A number of grant-funded projects that have been trying to develop novel recycling or remanufacturing processes have been surprised, and even hampered by legislation or by the way the waste battery market operates commercially. This article will try to outline some of the ways in which legislation impacts (either positively or negatively) the re-use and recycling of batteries that reach the end of their life in an application.

One key issue that has come to the fore in recent years is that whilst the technological developments of batteries (new chemistries and applications) and the development of markets for them move very quickly, legislative changes to provide necessary controls move extremely slowly – to the extent that there is a risk that technological innovation could be stifled by slow-moving inappropriate legislation.

In the UK there are more than 14 separate pieces of legislation that may impact those who work with batteries on a professional basis at some level, but three of these are more battery-focused than the others, and it is these I will focus on.
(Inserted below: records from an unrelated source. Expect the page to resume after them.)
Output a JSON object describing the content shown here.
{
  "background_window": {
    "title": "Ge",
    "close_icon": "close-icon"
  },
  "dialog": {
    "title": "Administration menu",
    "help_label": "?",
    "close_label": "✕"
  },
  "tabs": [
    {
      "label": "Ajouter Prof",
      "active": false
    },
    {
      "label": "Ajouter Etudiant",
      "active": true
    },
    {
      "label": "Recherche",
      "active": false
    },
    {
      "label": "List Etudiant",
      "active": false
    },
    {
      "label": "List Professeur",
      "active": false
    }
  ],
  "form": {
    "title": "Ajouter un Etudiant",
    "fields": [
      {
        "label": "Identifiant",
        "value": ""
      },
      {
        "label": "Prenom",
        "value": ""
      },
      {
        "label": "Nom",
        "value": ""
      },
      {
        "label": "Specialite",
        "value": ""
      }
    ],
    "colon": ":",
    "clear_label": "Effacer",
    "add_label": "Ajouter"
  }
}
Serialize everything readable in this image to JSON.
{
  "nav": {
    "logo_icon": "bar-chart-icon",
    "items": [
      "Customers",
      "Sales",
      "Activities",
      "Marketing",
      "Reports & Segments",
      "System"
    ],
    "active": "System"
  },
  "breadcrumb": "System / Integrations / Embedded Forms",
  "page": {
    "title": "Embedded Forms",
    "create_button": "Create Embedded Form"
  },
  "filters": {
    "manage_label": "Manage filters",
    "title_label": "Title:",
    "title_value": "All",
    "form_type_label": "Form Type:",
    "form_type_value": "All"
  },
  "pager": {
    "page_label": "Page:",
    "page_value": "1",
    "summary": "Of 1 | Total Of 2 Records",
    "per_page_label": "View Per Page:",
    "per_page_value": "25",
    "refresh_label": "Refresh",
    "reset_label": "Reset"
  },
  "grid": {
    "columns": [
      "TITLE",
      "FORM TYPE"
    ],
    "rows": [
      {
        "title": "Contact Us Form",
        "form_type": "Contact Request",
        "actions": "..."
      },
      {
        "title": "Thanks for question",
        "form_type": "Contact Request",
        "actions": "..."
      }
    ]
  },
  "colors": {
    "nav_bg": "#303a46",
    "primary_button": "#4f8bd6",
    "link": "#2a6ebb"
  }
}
They are:

  • The Batteries Directive (1) (There have been a number of further directives since this first one that have refined and amended the initial legislation (25))

  • The Hazardous Waste Regulations (611)

  • European Agreement concerning the International Carriage of Dangerous Goods by Road (ADR) and the Carriage of Dangerous Goods Regulations (1217).

Battery legislation varies widely across the world, and even within Europe where the Batteries Directive set out to unify the environmental aims across all Member States, there are differences in legislation from country to country. There is insufficient space in this article to provide any insight into the very many different regimes of battery regulation, and so I will focus mainly on Europe-wide requirements, and in particular how the UK has addressed these.

The Batteries Directive

The principles of the Batteries Directive are quite straightforward:

  • it applies the principles of Producer Responsibility – so that the producers of batteries are made responsible for meeting any costs of collection and recycling when the batteries they produce become waste

  • it sets targets for the collection of (portable) batteries

  • it sets targets for the quality of recycling that must be achieved when waste batteries are processed – known as the Recycling Efficiency.

These broad aims are universal across the European Community, but how those requirements are met was left up to the individual Member States when the Directive was transposed into each member’s national law. Therefore, each Member State has approached its compliance with the Directive in its own way, and so if a company has a system to deal with waste batteries which works perfectly adequately in one European Member State, it does not necessarily follow that same system would work in another – it is still necessary to understand the detail of how the legislation has been transposed in each country and comply with those requirements.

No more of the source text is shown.